Cicatrizes de flagelação de escravo |
Estou lendo o livro “Ingá,
retalhos de história, resquícios de memória”, do professor Alexandre Ferreira,
uma obra que surpreende pela qualidade do texto e pelo detalhamento histórico. Já
vou na página 95, e aí dei uma paradinha pra escrever o que me impressionou:
nesta altura do livro, Alexandre menciona o que para muitos é lenda, fato
ocorrido na Fazenda Mata Nego, em Ingá.
A historiadora Miriam da Luz
e Silva colheu depoimento de Maria de Lourdes da Conceição, filha de escravas
que viveu nessa propriedade no século dezenove. Ela lembra antiga história que
sua avó contava sobre a então próspera fazenda, tocada por dezenas de escravos.

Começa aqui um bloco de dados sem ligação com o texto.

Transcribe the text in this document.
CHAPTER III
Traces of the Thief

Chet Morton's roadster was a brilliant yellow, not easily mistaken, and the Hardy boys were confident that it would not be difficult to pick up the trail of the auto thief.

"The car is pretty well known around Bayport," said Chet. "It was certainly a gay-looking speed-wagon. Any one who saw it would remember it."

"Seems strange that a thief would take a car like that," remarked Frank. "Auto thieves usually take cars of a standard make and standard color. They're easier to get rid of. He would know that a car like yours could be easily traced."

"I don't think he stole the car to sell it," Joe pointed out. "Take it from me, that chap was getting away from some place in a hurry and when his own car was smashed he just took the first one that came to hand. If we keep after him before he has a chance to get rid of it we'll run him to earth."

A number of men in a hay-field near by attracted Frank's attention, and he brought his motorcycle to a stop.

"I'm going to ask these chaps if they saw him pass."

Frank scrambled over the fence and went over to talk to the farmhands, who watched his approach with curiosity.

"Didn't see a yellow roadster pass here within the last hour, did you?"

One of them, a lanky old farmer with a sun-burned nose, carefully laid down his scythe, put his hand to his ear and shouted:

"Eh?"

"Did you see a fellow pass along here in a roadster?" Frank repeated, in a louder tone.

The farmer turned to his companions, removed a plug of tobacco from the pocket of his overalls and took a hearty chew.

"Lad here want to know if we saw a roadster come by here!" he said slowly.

O dono da fazenda era Ludovico de Melo Azedo, um sujeito aparentemente muito
azedo e desumano, conforme se vê adiante. Esse senhor de escravos usava um método
radical para se livrar dos seus escravos velhos e doentes: mandava matar o
desgraçado.
Conta a história que em
determinado período, o número de escravos inabilitados para o trabalho aumentou
bastante. O Ludovico teve uma ideia que só depois de muitos anos outro degenerado
moral veio a repetir. Falo de Hitler em relação aos judeus e os famosos fornos
crematórios nazistas. O fazendeiro desalmado ordenou que os negros velhos e
moribundos encoivarassem o mato seco em torno das árvores de baraúna. Depois
ordenou que os escravos velhos entrassem nessas coivaras e ateou fogo, matando
a todos carbonizados. Por causa desse episódio dantesco o lugar ficou conhecido
como Fazenda Mata Nego até hoje. “Morreram todos assados, agarrados aos troncos
das árvores, tentando fugir das chamas que consumiam tudo ao redor”, lembra
Conceição.
“Não se sabe com certeza se
essa “técnica” de suplício mortal foi usada outras vezes pelo fazendeiro
Ludovico de Melo Azedo. O fato é que a violência do ato marcou de tal forma a
população do Ingá que até hoje, ao escutarmos o relato sobre o episódio, temos
a sensação de ouvir os gritos e gemidos dos negros sendo consumidos pelo fogo. Os
nomes e rostos dessas pessoas desapareceram com o tempo, no entanto seu martírio
permanece vivo no imaginário do povo de Ingá”, escreve Alexandre Ferreira.
Entretanto, como a história é
escrita pelos vencedores, o nome do latifundiário Ludovico de Melo Azedo é
lembrado e homenageado em uma importante avenida da cidade do Ingá. Esse
desatinado e crudelíssimo senhor jamais deveria ser lembrado com honra, porque
cometeu crimes contra a humanidade.
Foi a própria desumanidade da
escravidão que gerou movimentos de insurreição dos escravos. O caráter do
colonizador, a própria mentalidade do europeu que veio para o Brasil forjaram a
marca e a cara do tipo de escravidão que aqui se praticou e são as causas do país
que temos hoje, injusto e altamente preconceituoso, apesar da falácia de “democracia
racial”. As tragédias sociais não são obras do acaso.